“It’s Elementary, Talking about Gay Issues in School”
Radio Commentary, 90.7, 91.7 New Life FM, July 5, 2013 – By Sue Ella Deadwyler
After viewing a video entitled, “It’s Elementary, Talking about Gay Issues in School,” a parent said, “It was Sunday School in Reverse,” and she was absolutely right. If you saw it, you’d say that, too, because that video shows children in both private and public schools being skillfully led to accept and affirm various sexual orientations.
“It’s Elementary,” which was aired in 1999 by Georgia Public Television, has been used in public and private schools, as well as teacher training, for the sole purpose of promoting homosexuality to children in school. It ignores the law, students’ religious training and home-taught morality, while never explaining the possible negative impact students and their families might face.
In the video, a fourth grade teacher in New York’s Public School 87 explains to her class that there is no right or wrong side in the homosexual discussion. In another class, a third grader is shown reading to classmates her contest-winning poem about celebrating Mother’s Day with her two moms, who sat in the class wearing pink triangle pins, a symbol of homosexuality. The segment about Cambridge, Massachusetts, Peabody Elementary Public School shows students viewing an exhibit called, “Love Makes a Family: Living in Lesbian and Gay Families.” Entire classes were led to the display, where they stopped to study the pictures and hear their teachers read aloud the captions under each one. The promotional flyer explained that the exhibit is a photograph-text exhibit of twenty diverse families with lesbian or gay members designed to celebrate family diversity and bring more visibility to gay and lesbian people.
Eighth grade teachers in San Francisco’s Luther Burbank Middle School turned social studies and science classes over to a lesbian and a male homosexual to discuss their homosexuality and answer questions about their lifestyles. The 24-year-old said she “came out” when she was 19. The other said he came out at 17.
In that video, Cambridge Friends School, a Quaker School in Cambridge, Massachusetts was shown celebrating its 4th annual gay pride day. The children and their teachers were wearing pink triangle pins to indicate support for alternate lifestyles.
How did the U.S., which was founded on Christian principles, get to this point? The 1978 article “To Capture a Nation Change the Religion,” by John Steinbacher, explained the “conversion process” that was underway then and continues to this day. He accurately identified sensitivity training as the humanistic psychological therapy chosen to bring about social change. So, humanism, wherein man is god, became the basis for public education. The DeKalb County Health Curriculum, actually, noted that the county’s health education is based on humanistic values.
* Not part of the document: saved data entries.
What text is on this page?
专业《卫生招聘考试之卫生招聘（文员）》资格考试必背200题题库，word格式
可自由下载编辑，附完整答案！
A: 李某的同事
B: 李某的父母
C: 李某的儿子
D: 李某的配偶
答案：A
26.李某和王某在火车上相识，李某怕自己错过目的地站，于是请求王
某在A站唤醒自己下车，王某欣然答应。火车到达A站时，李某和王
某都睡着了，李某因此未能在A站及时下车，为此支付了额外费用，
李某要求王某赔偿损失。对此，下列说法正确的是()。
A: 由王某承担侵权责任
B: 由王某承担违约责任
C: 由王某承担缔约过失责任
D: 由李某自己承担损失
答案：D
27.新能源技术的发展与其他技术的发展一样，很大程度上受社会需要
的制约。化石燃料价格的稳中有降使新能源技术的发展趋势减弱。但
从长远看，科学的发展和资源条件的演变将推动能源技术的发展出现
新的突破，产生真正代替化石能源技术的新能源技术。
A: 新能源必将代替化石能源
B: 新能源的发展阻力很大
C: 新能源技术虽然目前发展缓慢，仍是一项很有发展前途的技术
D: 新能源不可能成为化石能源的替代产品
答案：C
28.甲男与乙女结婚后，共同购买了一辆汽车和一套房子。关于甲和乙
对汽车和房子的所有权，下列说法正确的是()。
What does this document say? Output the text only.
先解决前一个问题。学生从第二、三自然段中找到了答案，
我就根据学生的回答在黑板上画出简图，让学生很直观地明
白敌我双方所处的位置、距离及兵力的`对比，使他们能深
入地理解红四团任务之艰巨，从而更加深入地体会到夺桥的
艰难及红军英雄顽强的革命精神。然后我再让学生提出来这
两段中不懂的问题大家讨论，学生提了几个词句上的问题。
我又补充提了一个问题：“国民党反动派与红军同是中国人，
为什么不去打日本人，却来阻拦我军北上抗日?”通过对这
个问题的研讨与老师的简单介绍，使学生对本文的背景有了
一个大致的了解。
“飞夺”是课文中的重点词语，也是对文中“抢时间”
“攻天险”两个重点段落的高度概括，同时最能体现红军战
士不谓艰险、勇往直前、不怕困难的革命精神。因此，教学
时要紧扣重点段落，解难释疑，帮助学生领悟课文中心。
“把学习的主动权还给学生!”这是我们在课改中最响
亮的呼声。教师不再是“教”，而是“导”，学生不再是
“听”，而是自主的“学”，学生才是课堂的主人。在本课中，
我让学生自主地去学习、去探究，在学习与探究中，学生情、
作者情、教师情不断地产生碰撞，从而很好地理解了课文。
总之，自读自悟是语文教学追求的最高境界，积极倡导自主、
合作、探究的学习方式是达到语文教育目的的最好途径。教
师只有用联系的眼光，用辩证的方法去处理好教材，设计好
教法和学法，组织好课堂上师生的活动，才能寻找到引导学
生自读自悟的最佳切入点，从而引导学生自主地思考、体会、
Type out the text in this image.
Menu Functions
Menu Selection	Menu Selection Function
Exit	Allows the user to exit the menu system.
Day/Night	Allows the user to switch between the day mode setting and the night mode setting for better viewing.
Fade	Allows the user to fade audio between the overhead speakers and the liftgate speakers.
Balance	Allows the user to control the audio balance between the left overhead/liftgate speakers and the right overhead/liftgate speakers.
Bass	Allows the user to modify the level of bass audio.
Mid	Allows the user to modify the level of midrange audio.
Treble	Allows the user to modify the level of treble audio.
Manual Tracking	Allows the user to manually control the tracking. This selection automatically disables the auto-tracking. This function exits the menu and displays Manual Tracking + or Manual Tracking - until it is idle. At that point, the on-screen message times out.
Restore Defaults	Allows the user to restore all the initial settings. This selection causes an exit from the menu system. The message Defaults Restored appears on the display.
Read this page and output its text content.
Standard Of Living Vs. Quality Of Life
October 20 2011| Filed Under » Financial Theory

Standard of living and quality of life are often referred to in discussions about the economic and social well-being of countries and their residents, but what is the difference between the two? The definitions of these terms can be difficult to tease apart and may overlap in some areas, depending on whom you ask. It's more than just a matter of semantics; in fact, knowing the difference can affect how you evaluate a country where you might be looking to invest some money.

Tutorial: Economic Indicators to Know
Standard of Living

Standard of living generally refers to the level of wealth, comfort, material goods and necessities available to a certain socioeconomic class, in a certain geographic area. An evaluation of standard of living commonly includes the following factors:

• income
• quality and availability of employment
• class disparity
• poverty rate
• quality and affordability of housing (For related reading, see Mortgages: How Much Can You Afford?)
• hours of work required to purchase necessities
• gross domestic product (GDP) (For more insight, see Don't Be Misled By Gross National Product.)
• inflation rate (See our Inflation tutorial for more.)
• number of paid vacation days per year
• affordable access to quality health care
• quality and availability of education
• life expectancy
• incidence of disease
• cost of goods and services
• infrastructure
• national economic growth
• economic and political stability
Five sex education manuals by Centers for Disease Control (CDC) stated that sex education was/is based on international values, not community values. Result: God-less confusion wherein “every man does that which is right in his own eyes.” After 14 years of this and a denial of absolute values of right and wrong, no wonder there is so much confusion about lifestyles! For Georgia Insight I’m Sue Ella Deadwyler, your Capitol correspondent.